Nor were US anxieties relieved by a chilling midsummer memo from Halsey Herreshoff, a yacht designer and navigator for Conner. "If the closely guarded peculiar keel design of Australia II is allowed to remain in competition, or is allowed to continue to be rated without a penalty, the yacht will likely win the foreign trials and will likely win the America's Cup in September."
Thus began the wrangle over the keel, with New York trying to get it declared illegal and Australia brushing off the accusations while at the same time painting the NYYC as a bunch of whiners who, if they couldn't win the Cup on the water, would try to steal it by whatever means possible. In fact, just before the finals, the race committee had a 5-4 vote on the question of whether New York should race at all.

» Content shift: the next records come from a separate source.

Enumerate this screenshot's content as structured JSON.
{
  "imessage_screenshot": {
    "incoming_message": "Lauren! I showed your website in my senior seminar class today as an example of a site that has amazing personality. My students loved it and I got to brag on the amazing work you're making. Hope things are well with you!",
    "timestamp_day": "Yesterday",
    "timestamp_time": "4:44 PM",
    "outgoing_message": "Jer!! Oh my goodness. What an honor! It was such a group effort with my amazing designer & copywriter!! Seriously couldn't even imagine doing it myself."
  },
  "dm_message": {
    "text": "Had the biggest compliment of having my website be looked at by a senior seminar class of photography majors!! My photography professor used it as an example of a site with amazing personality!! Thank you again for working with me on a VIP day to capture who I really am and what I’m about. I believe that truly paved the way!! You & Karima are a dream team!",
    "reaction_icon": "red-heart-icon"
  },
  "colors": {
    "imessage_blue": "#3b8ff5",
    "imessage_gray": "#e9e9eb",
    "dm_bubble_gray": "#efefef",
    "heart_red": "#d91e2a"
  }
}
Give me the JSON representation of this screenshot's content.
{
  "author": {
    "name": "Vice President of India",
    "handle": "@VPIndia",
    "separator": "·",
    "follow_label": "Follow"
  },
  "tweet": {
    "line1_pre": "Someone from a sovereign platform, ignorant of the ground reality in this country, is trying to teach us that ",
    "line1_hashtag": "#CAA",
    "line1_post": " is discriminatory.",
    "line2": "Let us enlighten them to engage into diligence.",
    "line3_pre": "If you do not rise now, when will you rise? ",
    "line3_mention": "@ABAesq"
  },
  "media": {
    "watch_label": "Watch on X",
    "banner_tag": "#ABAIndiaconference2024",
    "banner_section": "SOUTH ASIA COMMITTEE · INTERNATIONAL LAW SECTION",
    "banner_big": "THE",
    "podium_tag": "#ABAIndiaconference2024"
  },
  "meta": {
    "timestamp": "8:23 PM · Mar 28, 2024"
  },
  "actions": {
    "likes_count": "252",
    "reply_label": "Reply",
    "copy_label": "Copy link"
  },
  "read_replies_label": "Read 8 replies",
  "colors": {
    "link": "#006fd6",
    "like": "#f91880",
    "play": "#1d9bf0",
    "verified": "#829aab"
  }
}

Even when it was over, the residue of bitterness remained. After Conner gave a gracious, tear-filled congratulations and farewell on the night of the race, Jones took the podium and said: "All I can say is, `Mate!' That is the very finest Australian saying. All summer it's been `Check' to the New York Yacht Club, to the British, to Dennis . . . We were playing chess with them. Check, check, check, check. And today we say, `Mate!' "
Chilly waters In 1958, with the resumption of racing after a 21-year hiatus caused by world war, the Cup adopted a smaller design, and the first match pitted Columbia against the British challenge, Sceptre. Columbia won in five races to usher in the 12-meter era, contested nine times over the next 25 years. In all, 47 match races were sailed, with the US winning 35 of them.
On the Newport waterfront now is a fleet of 13 12-meter boats, with Cup champions such as Intrepid, Columbia, Courageous, and Freedom restored to pristine condition and sailing smartly. This fleet is active in the charter business and occasionally puts on nostalgic and spectacular races between Newport and the Cape.
Meanwhile, the Cup as an event has taken several turns, with New York attempting three unsuccessful challenges. Conner went on to take revenge by beating the Aussies in 1987, but because New York and Conner had not been able to come to an agreement for the '87 challenge, the Cup went to Conner's home city of San Diego. To many, as a new high-tech 75-footer was adopted, with eye-popping budgets needed to build and race them, much of the luster had gone from the event, certainly from the Newport view.
"Damn Cup has gotten so commercial now," said McCollough. "I'm not sure Newport could even have it here anyway."
Most New York Yacht Club members are resigned to the idea that they probably won't get another shot at the Cup after their three disappointments. The new Cup is so costly, with budgets pushing $80 million, that Dana and others in the club leadership are certain the membership would not financially support another challenge.
"We couldn't raise that kind of money from sponsorship," he said. "We've had some meetings about [the next Cup], but we won't be in it the next time around. Maybe we'll be looking at the Cup after this one."
And if Newport misses the Cup, as Dana suggests, the wounds have long faded. The city chokes with tourism all summer, and the reminders of Cup life are not hard to find, starting with the main street along the waterfront, America's Cup Avenue. But long gone is any sense of the mournfulness that was captured in a quote from the book "Upset" by Barbara Lloyd and Michael Levitt, the first and one of the best books on the '83 Cup.
As fears were raised all summer about losing the Cup, Eileen Slocum remembered, "No one ever thought at the time it could happen. Only Mrs. Winslow [co-chairman of the ball] said over and over, `I'm so afraid this is going to be our last America's Cup Ball. I want it to be so perfect.' Oh, yes, she said it very sadly, and she was right."